Das erste Stück vom Roland Center aus aber fahren sie zusammen und gerade dort gibt es die meisten Probleme. Denn die geplante Streckenführung liegt nicht auf der Kirchhuchtinger Landstraße, sondern hinter den Häusern auf der BTE. Und das wird bei manchen Häusern sehr knapp, etwa bei Martin Danne.
Die Variante, für die sich das Bauressort entschieden hat, sieht an dieser Engstelle auf 60 Metern nun statt zwei nur ein Gleis vor. Umfassend seien auch die Bauarbeiten auf ihre Auswirkungen überprüft worden, sagte eine Ressortsprecherin. Über 600 Bäume werden nach wie vor weichen müssen. Im Sommer soll dazu ein neues Planfeststellungsverfahren aufgenommen werden. Baubeginn könnte dann im Frühjahr 2016 sein. Die erste Bahn würde 2018 rollen.
Wenn alles glatt läuft.

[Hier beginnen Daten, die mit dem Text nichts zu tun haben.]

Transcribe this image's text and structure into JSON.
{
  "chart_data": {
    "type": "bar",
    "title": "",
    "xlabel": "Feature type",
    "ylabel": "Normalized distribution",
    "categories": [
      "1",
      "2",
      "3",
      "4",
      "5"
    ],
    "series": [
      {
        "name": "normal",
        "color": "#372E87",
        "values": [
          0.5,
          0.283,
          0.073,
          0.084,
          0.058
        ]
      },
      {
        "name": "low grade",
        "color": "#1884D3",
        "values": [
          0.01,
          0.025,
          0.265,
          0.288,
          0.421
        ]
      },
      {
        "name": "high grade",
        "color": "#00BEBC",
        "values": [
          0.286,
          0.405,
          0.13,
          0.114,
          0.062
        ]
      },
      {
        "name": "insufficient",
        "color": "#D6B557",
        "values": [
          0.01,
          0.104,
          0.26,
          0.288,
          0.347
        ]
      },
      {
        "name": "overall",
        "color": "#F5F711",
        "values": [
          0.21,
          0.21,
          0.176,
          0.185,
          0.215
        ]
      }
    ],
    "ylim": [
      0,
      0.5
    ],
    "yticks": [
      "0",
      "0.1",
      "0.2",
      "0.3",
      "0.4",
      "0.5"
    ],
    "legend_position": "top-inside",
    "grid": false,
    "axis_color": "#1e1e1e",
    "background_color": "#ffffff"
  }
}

Doch Martin Danne kündigte jetzt schon an, gegen die Bahn hinter seinem Haus zu klagen. Auch Annemarie Werner, Sprecherin der Huchtinger Beiratsfraktion der Grünen, sieht noch nicht das letzte Wort gesprochen. Sie will wie Danne nach wie vor, dass die Bahn über die Hauptstraße führt. „Da, wo die Menschen wohnen“, so Werner. Doch das, heißt es aus dem Ressort und von der BSAG, sei ohnehin seit Jahren vom Tisch – weil es 23 Millionen Euro mehr koste. Der Bund allerdings finanziert einen Großteil: Von den errechneten 68 Millionen Euro für die aktuelle Ausbau-Variante müsste Bremen 10,9 Millionen Euro zahlen.